Artsen zonder Grenzen



Centraal Bureau Fondsenwerving Winnaar van de: Nobel Prijs voor de Vrede

Verspreiding vluchtelingen maakt hulp in Tsjaad lastig dinsdag 23 december 2003

Medisch gezien is de situatie van de Sudanese vluchtelingen in Tsjaad niet zeer zorgelijk, maar de regio kan te maken krijgen met ernstige water- en voedseltekorten in de komende maanden. Dat zegt voormalig projectcoördinator Ran van der Wal, die net terug is uit oostelijk Tsjaad.
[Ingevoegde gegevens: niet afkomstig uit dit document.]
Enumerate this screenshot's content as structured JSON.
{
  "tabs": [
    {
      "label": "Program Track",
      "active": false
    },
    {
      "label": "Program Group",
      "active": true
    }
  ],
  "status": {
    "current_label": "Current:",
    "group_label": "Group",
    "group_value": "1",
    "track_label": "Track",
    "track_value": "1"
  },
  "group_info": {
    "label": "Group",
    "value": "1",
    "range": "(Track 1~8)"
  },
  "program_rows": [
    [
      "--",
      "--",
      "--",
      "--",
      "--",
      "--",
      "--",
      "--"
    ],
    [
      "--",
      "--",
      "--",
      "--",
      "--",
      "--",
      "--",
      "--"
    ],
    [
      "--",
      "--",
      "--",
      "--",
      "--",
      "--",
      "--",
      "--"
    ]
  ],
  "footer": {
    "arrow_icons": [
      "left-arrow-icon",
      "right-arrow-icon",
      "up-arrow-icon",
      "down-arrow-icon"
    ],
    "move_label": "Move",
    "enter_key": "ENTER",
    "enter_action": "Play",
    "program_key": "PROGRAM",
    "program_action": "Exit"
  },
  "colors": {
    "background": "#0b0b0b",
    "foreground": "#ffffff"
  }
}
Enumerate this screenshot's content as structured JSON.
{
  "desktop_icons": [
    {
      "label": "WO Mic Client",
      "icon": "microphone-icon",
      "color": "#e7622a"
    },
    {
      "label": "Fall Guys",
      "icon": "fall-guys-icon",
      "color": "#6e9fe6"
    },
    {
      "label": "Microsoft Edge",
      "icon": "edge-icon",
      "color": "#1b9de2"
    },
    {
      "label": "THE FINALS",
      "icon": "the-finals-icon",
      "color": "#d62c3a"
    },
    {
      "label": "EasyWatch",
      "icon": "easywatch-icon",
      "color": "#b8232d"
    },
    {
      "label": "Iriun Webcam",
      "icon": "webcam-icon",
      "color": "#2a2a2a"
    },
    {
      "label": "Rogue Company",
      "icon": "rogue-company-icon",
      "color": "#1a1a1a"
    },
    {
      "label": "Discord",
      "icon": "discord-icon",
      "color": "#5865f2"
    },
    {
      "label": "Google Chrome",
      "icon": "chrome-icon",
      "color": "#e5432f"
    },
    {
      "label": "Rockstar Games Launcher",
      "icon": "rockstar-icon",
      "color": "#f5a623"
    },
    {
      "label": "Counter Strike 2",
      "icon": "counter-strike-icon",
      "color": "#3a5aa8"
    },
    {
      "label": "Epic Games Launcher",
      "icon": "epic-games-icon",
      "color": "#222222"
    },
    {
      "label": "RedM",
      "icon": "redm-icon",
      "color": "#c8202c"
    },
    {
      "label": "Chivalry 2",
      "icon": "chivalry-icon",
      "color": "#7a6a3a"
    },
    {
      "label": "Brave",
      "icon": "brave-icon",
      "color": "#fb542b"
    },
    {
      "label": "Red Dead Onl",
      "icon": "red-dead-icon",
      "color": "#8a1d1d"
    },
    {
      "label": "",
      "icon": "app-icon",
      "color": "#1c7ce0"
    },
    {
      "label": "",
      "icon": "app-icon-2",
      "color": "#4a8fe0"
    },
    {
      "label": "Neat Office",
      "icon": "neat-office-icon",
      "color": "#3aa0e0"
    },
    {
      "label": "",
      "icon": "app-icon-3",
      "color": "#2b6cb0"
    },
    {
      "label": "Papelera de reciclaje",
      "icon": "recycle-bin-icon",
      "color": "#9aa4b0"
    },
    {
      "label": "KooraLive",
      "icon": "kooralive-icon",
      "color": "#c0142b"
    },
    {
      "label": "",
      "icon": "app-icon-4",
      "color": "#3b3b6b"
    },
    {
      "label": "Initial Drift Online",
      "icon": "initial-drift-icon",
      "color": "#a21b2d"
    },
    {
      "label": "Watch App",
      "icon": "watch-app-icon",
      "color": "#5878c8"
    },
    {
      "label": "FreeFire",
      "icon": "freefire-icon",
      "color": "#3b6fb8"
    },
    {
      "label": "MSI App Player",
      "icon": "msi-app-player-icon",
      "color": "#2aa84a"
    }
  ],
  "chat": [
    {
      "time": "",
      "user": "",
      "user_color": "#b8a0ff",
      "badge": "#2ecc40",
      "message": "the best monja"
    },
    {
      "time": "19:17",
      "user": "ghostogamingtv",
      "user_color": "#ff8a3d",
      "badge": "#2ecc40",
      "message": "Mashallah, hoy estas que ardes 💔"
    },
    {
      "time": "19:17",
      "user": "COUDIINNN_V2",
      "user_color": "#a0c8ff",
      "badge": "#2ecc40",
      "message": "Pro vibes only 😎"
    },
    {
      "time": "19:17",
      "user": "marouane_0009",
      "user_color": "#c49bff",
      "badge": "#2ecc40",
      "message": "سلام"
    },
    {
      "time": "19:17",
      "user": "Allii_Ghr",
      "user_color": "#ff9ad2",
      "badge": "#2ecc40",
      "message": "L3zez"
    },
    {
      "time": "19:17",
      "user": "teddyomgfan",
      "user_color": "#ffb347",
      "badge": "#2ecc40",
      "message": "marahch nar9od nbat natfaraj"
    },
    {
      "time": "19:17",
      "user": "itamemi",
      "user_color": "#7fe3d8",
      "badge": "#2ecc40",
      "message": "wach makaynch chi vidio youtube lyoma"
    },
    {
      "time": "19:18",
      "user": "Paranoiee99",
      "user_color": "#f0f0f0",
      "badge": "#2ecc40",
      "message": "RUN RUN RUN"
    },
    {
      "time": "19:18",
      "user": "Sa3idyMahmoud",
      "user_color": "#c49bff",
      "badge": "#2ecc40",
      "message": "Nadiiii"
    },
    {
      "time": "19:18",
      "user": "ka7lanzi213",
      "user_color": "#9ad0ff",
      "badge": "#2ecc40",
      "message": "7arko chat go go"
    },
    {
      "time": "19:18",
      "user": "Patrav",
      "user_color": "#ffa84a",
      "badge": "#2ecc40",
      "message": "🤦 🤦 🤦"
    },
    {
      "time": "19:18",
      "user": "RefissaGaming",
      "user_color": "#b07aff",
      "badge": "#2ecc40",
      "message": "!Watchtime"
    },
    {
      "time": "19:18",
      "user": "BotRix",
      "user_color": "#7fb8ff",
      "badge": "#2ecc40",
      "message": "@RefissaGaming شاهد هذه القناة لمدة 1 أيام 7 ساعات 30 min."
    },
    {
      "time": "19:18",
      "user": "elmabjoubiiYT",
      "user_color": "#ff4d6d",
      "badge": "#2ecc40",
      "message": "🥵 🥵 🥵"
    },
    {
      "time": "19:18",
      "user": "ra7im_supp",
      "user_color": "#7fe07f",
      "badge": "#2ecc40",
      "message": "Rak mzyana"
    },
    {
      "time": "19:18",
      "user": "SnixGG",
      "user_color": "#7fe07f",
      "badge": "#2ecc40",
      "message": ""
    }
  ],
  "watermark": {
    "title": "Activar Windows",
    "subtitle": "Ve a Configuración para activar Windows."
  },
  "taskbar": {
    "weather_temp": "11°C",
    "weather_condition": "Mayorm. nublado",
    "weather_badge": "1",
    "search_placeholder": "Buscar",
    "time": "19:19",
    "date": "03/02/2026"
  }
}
Artsen zonder Grenzen werkt in een regio van 200 kilometer langs de grens met Sudan. De organisatie heeft er een missie opgezet voor naar schatting 27.000 vluchtelingen uit de regio Darfur, die de gevechten daar ontvlucht zijn.

De vluchtelingen leven verspreid over kampen van 300 tot 12.000 vluchtelingen, die vaak moeilijk te vinden zijn en soms gevaarlijk dicht bij de grens liggen. Zoals de vluchtelingen nu verspreid zijn, is het heel lastig ze allemaal te bereiken.

We hebben besloten om ons te richten op het steunen van de bestaande erg beperkte gezondheidsvoorzieningen. We werken met mobiele klinieken waar dat nodig is. Verder hebben we ook een voedingsprogramma opgezet, we vaccineren zowel de vluchtelingen als de lokale bevolking tegen mazelen.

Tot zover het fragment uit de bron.